What is the business of the morning meeting? Sharing information that will allow you to safely make the best product in your grade made anywhere, with the highest efficiency and lowest input costs. This is the focus. To achieve this, I suggest you follow this order, regularly, every day:

1. Safety report
2. Production history, last 24 hours (quantity, quality,
deviations from plan)
3. Scheduling issues
4. Short term operational issues
5. Long term maintenance review
6. Every managers' plan for the next 24 hours
7. Every managers' plan for the next 7 days

This should take no more than 1 hour if run with precision as a business-like endeavor.

Then a little hint: the best run mills have a second meeting, usually stand up, one half hour before the end of the day shift, to discuss in detail any deviations from the plan of the day that will need to be addressed overnight. This includes assignment of managers who will either be on standby or onsite to handle the deviations.

Then there is the Friday afternoon meeting, which may last for an hour. This is a discussion of the topics above and the plans for the weekend. Beside the above topics, it will include a printed list of the responsible managers in each department for weekend duty, including how to reach them at all times.

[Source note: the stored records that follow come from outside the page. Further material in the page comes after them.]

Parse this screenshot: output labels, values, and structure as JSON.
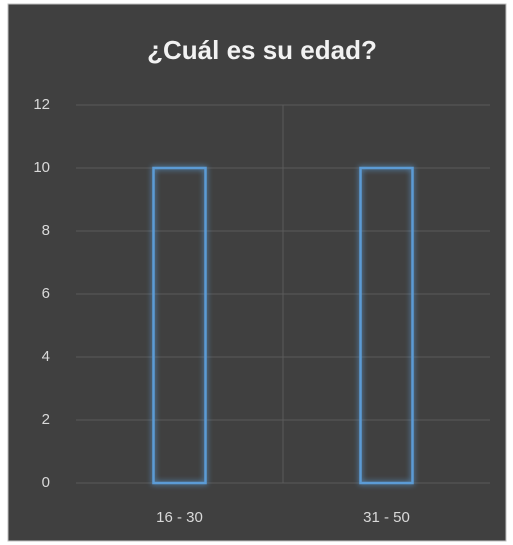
{
  "chart_data": {
    "type": "bar",
    "title": "¿Cuál es su edad?",
    "categories": [
      "16 - 30",
      "31 - 50"
    ],
    "values": [
      10,
      10
    ],
    "color": "#5b9bd5",
    "ylim": [
      0,
      12
    ],
    "yticks": [
      0,
      2,
      4,
      6,
      8,
      10,
      12
    ],
    "grid": true
  }
}
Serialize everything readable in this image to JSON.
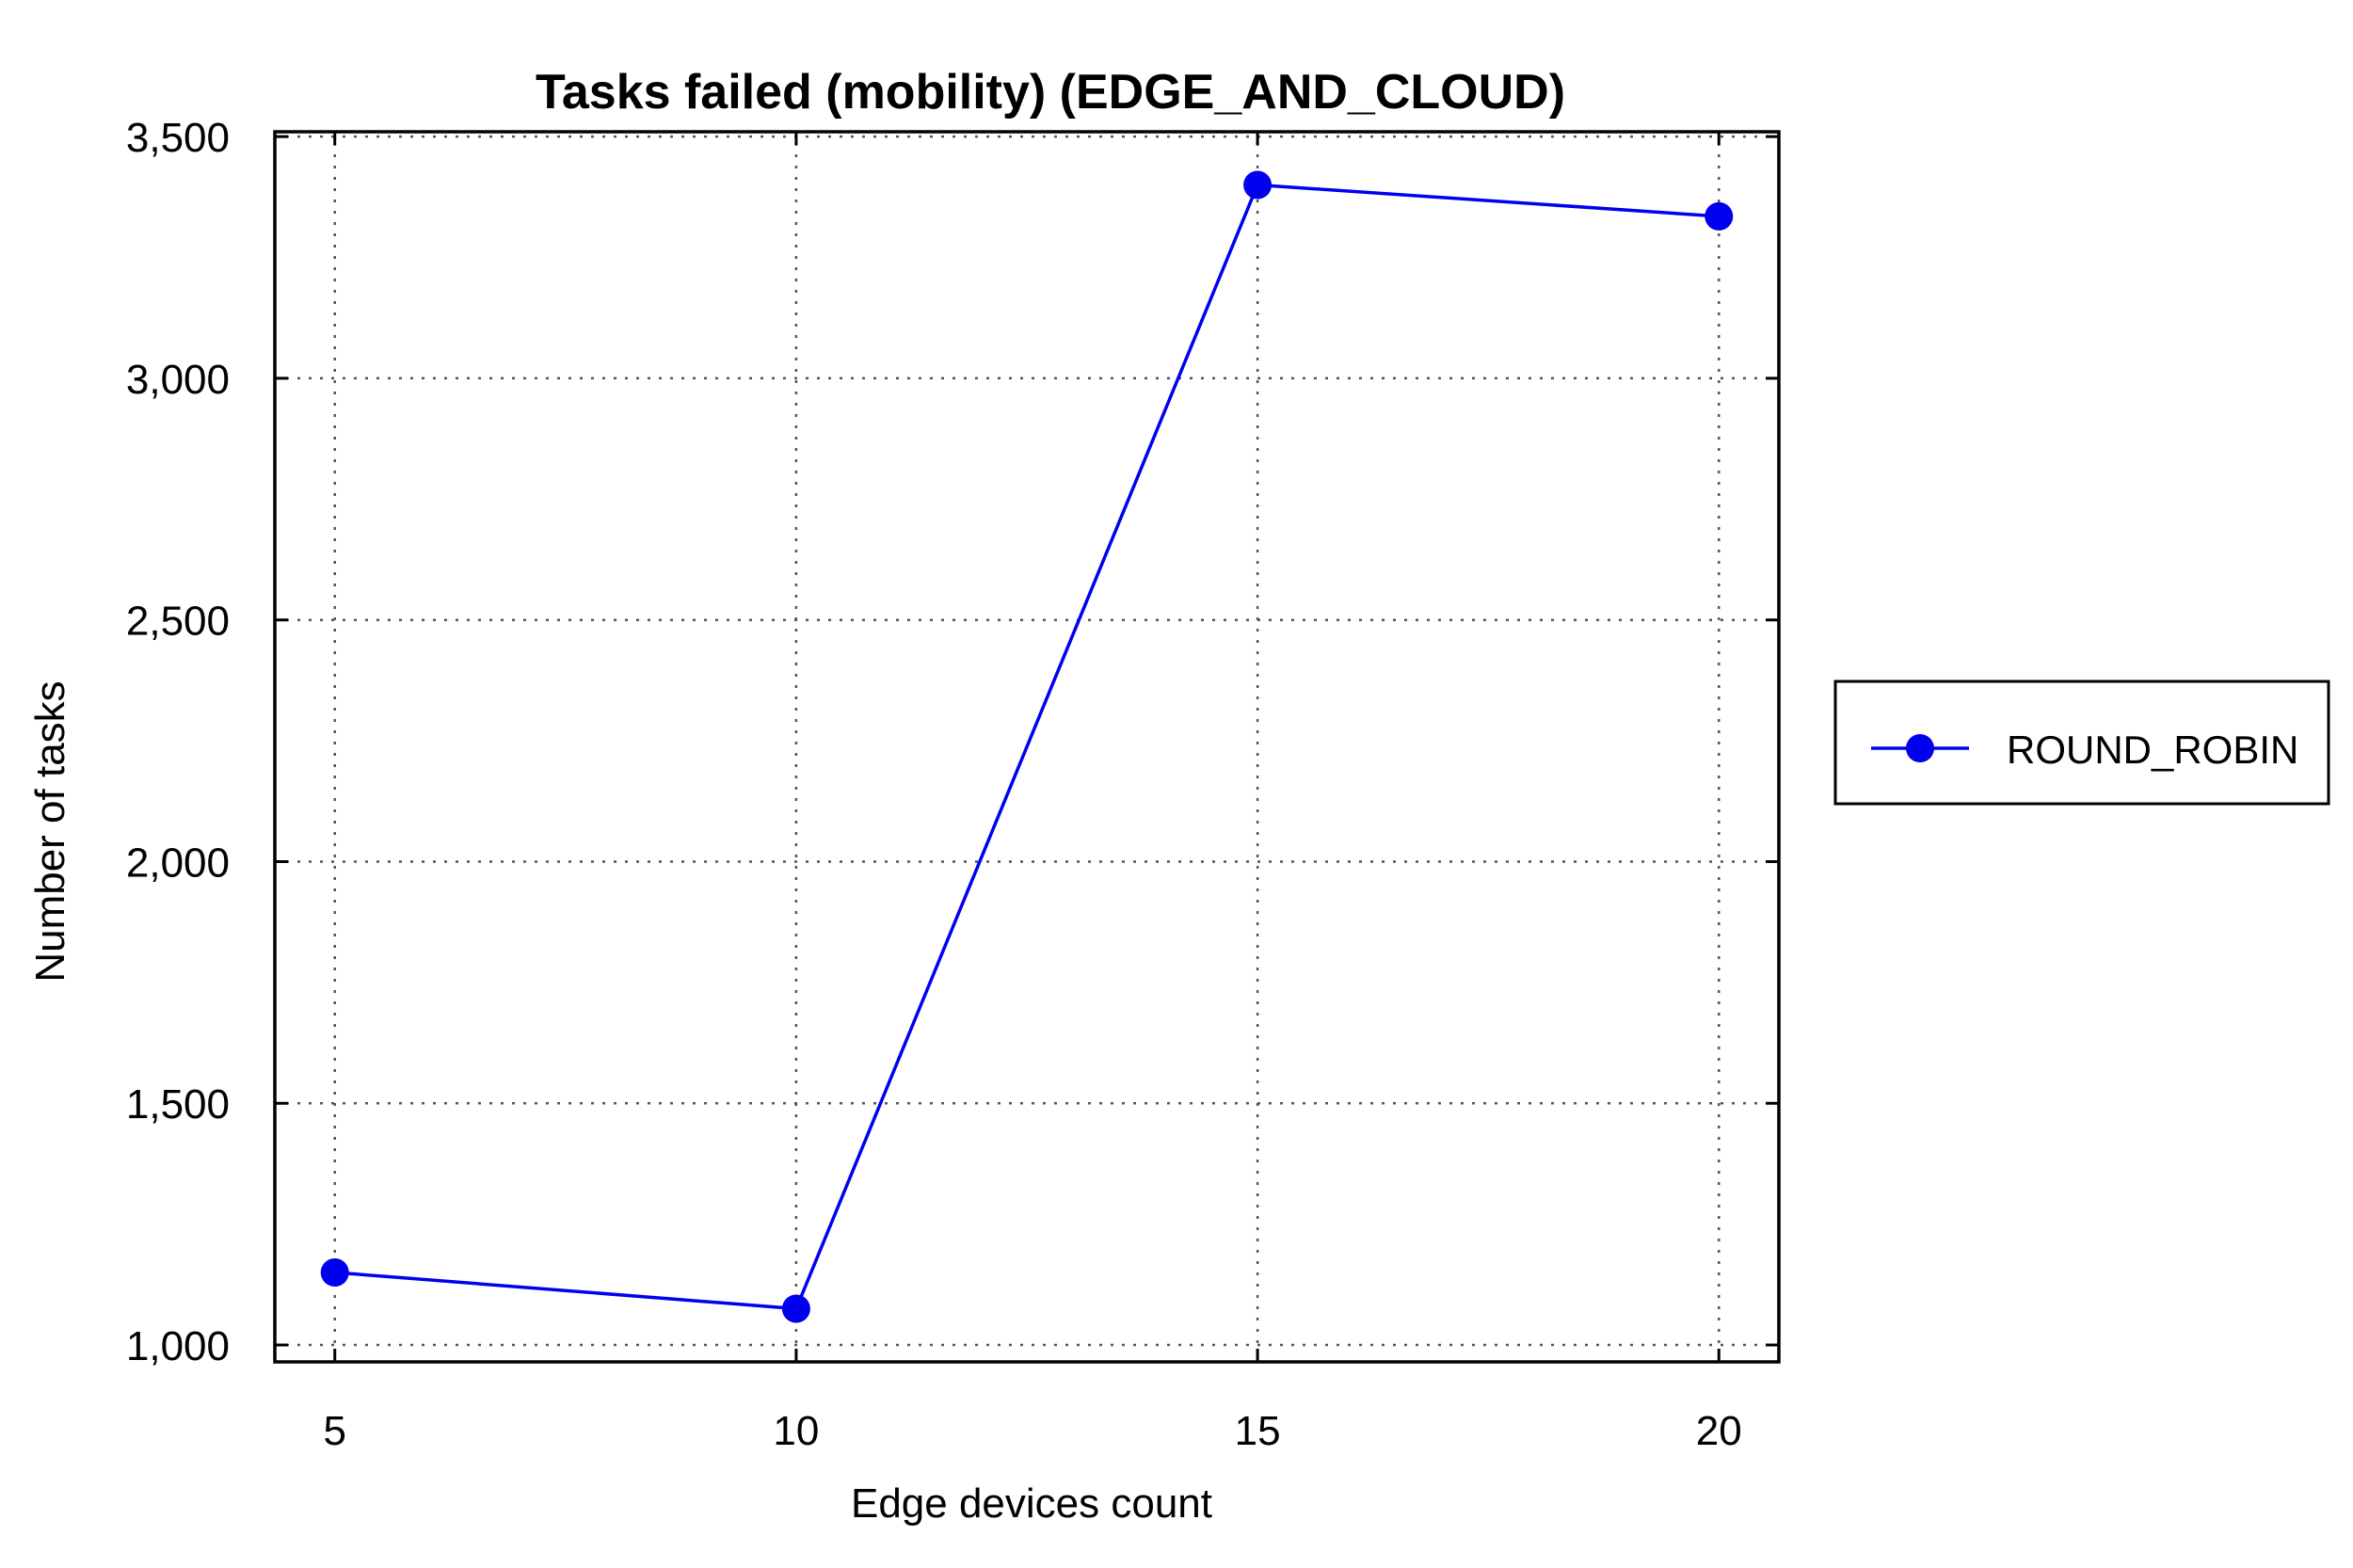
{
  "chart_data": {
    "type": "line",
    "title": "Tasks failed (mobility) (EDGE_AND_CLOUD)",
    "xlabel": "Edge devices count",
    "ylabel": "Number of tasks",
    "x": [
      5,
      10,
      15,
      20
    ],
    "x_tick_labels": [
      "5",
      "10",
      "15",
      "20"
    ],
    "xlim": [
      4.35,
      20.65
    ],
    "ylim": [
      965,
      3510
    ],
    "y_ticks": [
      1000,
      1500,
      2000,
      2500,
      3000,
      3500
    ],
    "y_tick_labels": [
      "1,000",
      "1,500",
      "2,000",
      "2,500",
      "3,000",
      "3,500"
    ],
    "grid": true,
    "legend_position": "right",
    "series": [
      {
        "name": "ROUND_ROBIN",
        "color": "#0000ee",
        "marker": "circle",
        "values": [
          1150,
          1075,
          3400,
          3335
        ]
      }
    ]
  }
}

The Saturday and Sunday morning meetings, besides having the 7 topics above, are a great time to talk about major housekeeping and demolition of obsolete assets. Why? Simply, everyone wants to conclude the meeting rapidly on these days and will promise the leader nearly anything to do so!

Now, does everyone understand the morning meeting? I don't want to have to repeat myself.

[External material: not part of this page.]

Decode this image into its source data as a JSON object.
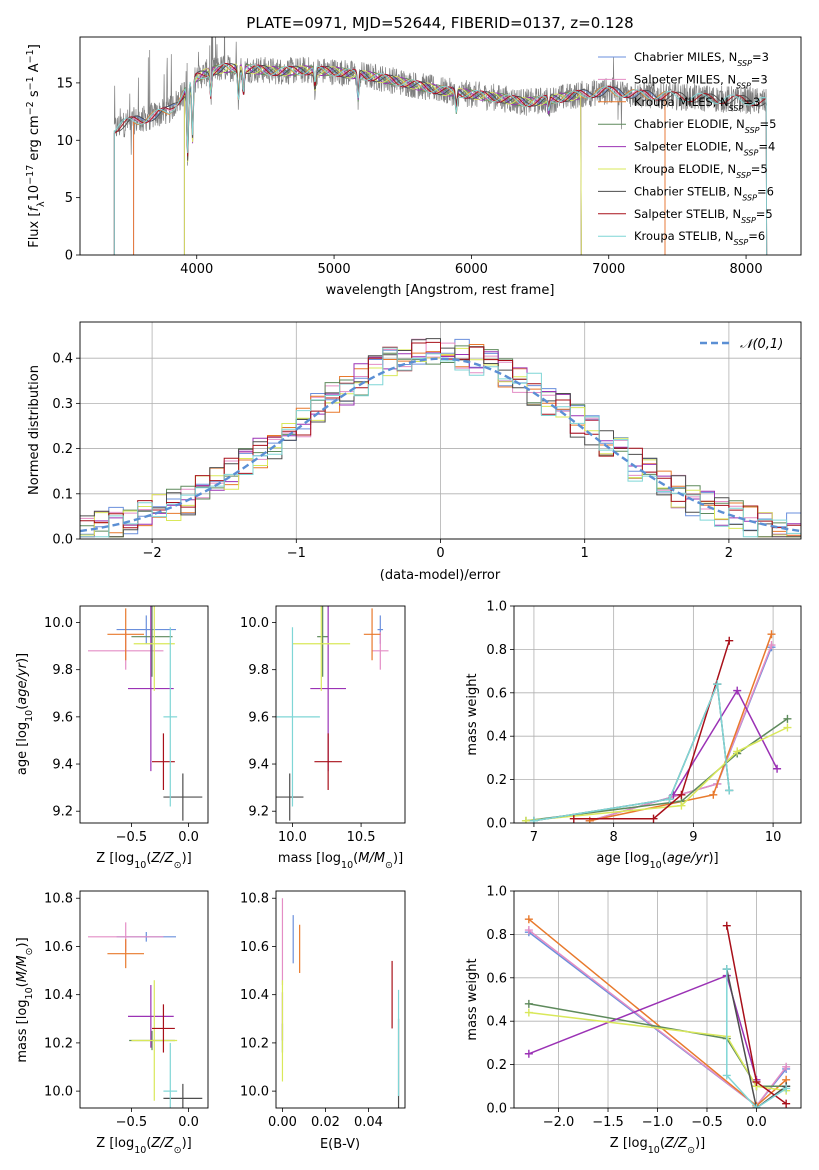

Is the above boring? Yes, it can be. However, good managers in any skill set that love production love the regularity of this activity. This is why your humble writer, a creative sort, once he reached his goal of mill manager at the tender age of 36, ran screaming from the building. The required regularity was not for me, but I did not realize it until I achieved it. But herein lays a clue: it just could be the disrupters in your morning meeting need to reassess their career goals. Perhaps something else would suit them better.

If you live in a mill with an out of control morning meeting (and you are not the manager in charge of the morning meeting), you might try printing out this column and clandestinely placing it at each place at the table (make sure you cut your name off the copy). Just maybe the wannabe comedians will get the hint and either shut up or move on (doubtful, but you can hope!).

You did notice I placed safety first on the agenda. Enough said.